- Tobermory Cat's Facebook logo
- Created by: Angus Stewart

In-universe information
- Species: Cat
- Gender: Male
- Occupation: Celebrity cat, "famous for being famous"

= Tobermory Cat =

Tobermory Cat is the name of a celebrity ginger cat used as an "evolving, interactive artwork" by Scottish artist Angus Stewart.

==Background==
The Distillery Cats originally lived at The Tobermory Distillery Tobermory on Mull, Argyll, Scotland, their two ginger cats were named Tobermory and Ledaig after two whiskies produced at the Tobermory Distillery. The cat named Tobermory remained at the distillery while Ledaig later moved to Browns Hardware Shop. A third ginger cat known as "McGinty" or the Mishnish Cat lived at Mishnish Hotel. Together these three similar ginger cats became a single fictional cat character named Tobermory Cat through a Facebook page created by Angus Stewart. Ledaig died on 12th October 2025. Tobermory died in September 2012).

Angus Stewart's Facebook page entitled Tobermory Cat, created 25 Feb 2011. Due to the Facebook page and promotional merchandise the name Tobermory Cat became widely used by visitors and residents of Tobermory. He published a book, Tobermory Cat subtitled famous for being famous, published 22 September 2012, Tobermory Cat Publishing, Softback, 52 pages, ISBN 0957463103. There is also a later illustrated children's book produced under a licensing agreement, The Tobermory Cat published 12 October 2012, by Debi Gliori published by Birlinn. Birlinn, Limited, Hardback, 32 pages, ISBN 1780270992.
An earlier work (with no association to the town) featuring a troublesome talking cat named 'Tobermory' appeared in a collection of short stories by Saki titled The Chronicles of Clovis in 1911.

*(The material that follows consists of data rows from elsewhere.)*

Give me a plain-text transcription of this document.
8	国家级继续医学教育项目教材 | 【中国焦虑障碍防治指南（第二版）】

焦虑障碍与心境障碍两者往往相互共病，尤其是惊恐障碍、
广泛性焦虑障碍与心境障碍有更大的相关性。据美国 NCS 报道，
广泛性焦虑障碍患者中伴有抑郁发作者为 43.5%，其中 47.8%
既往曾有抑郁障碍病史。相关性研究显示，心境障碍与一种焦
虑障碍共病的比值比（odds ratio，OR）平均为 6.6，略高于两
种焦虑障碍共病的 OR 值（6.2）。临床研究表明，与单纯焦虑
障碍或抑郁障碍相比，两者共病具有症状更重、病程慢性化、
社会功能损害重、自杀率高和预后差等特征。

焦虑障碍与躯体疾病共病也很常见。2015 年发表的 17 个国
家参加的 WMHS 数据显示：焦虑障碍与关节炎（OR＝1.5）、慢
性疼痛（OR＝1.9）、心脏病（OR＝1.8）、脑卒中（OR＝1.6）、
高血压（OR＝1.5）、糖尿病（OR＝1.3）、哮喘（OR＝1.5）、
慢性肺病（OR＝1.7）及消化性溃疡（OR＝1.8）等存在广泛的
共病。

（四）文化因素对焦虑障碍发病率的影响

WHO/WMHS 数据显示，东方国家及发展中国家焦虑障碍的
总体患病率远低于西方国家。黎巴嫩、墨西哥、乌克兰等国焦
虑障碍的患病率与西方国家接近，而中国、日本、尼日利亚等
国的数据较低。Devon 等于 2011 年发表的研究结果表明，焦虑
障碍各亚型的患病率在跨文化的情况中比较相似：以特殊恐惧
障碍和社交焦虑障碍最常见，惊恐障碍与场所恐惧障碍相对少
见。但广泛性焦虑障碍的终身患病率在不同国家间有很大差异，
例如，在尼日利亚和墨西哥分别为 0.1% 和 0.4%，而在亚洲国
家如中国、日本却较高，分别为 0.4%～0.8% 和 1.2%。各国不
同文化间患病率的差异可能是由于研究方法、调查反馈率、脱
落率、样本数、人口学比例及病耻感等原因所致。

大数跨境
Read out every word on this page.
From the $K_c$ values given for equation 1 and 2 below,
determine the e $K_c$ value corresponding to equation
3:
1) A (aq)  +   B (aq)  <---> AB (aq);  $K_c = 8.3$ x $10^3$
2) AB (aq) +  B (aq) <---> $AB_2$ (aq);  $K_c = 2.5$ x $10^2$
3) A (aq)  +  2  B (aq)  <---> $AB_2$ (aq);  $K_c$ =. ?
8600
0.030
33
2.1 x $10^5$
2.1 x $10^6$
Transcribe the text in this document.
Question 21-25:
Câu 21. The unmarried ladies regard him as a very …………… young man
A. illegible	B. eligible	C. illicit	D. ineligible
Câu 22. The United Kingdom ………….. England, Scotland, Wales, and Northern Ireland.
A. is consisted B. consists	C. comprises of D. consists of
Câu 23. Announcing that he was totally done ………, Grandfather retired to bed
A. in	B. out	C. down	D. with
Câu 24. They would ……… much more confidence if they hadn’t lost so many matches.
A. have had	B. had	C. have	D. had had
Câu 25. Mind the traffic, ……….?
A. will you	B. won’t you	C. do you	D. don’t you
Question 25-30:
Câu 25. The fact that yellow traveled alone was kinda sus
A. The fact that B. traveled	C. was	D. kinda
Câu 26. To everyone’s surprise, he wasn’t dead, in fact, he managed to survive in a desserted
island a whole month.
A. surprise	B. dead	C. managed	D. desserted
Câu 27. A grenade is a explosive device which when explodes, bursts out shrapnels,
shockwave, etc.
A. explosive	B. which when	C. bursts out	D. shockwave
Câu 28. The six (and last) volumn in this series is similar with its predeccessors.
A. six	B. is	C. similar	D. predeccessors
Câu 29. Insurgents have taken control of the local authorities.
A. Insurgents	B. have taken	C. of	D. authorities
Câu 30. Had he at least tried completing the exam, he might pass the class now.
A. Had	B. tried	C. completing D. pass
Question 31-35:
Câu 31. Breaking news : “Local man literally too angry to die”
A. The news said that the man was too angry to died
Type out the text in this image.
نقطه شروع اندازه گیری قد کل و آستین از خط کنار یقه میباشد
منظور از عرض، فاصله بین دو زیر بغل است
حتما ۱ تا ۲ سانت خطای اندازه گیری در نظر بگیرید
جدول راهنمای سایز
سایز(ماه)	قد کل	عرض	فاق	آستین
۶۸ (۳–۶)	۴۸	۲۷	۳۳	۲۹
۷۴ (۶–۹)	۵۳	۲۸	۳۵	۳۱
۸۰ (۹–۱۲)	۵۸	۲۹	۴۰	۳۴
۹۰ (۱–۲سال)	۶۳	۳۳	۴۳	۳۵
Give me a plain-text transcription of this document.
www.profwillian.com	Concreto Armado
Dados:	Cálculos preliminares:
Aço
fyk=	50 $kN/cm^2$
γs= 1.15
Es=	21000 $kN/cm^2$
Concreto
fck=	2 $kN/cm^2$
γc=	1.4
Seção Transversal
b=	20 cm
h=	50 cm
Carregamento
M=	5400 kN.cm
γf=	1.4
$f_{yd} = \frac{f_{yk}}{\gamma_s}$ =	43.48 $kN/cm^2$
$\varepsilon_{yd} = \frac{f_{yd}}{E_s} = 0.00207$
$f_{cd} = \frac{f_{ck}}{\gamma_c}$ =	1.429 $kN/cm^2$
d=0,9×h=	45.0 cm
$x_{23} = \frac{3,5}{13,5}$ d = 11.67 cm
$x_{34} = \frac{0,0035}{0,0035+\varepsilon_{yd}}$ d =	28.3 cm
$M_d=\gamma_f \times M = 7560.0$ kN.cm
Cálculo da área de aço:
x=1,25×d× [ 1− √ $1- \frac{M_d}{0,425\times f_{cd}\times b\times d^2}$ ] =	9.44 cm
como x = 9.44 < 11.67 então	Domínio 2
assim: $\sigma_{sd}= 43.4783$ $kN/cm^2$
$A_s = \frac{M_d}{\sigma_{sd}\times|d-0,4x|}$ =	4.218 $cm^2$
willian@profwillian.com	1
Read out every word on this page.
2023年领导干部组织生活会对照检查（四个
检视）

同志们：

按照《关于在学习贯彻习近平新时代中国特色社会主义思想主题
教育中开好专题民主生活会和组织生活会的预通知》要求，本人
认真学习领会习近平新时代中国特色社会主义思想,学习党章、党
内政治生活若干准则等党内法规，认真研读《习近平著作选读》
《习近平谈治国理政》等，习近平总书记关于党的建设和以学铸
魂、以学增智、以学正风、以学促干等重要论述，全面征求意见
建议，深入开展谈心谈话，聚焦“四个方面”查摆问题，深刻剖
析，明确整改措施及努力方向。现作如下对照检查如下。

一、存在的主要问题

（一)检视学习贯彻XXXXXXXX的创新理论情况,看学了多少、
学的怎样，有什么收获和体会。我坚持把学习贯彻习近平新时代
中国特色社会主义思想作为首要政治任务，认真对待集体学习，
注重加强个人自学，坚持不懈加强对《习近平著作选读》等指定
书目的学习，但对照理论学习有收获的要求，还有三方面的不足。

==Angus Stewart's Tobermory Cat==
On 25 February 2011, Tobermory artist Angus Stewart created a Facebook page and viral marketing project entitled "Tobermory Cat" containing photoshopped images of the famous for being famous celebrity cat. As the Facebook page gained popularity the character became an "internet sensation", attracting regional and national press coverage in The Guardian and BBC Scotland's television news programme Reporting Scotland. Stewart's artistic creation is a parody of celebrity culture based largely on the T.V. persona of Donald Trump, his brand and use of promotion. The famous Tobermory Cat lived in T.C.Towers and enjoyed the trappings of fame such as paparazzi photographers and a helicopter seen delivering cat books and postcards around Scotland. The work was fabricated using photoshopped images of the everyday antics of three cats in a work usually set in Tobermory however during Spring 2012 Tobermory Cat was seen traveling around the world, the cat having been photoshopped into images supplied by Facebook followers around the world. The resulting photographs are described using exaggerated celebrity terms, the premise being that by repeatedly describing a cat as famous it will become famous. The fictional work is narrated by the second assistant tea maker at T.C.Management and explores the nature of the construct of celebrity through a fictional cat who is simply "famous for being famous". Having created and promoted his fictional work, Angus Stewart registered the web domain tobermorycat.co.uk 22 November 2011, registered as a company Tobermory Cat Ltd 19 March 2012 and applied for the Tobermory Cat Trade Mark on 23 March 2012.

As part of the creative work, the artist documented the process of creating and promoting his fictional celebrity cat on the Facebook page. In December 2011 a prominent Scottish publisher and a children's book illustrator visited the artist with a view to producing a series of children's books about the famous Tobermory Cat. There followed a long running legal dispute centering on creative rights leading to publisher Birlinn challenging the artists trademark "Tobermory Cat" in both the UK and USA. The impact of the dispute became a prominent theme on Stewart's Tobermory Cat Facebook page.

Tobermory Cat is now a registered UK trademark held by Angus Stewart. The dispute over the rights and attribution of the work was covered in the media during November 2012. Birlinn raised an opposition action against Angus Stewart's Tobermory Cat trademark at Edinburgh Sheriff Court on 30 October 2014. On 27 July 2015 a public statement was released by both parties, the matter having been resolved by means of a license agreement.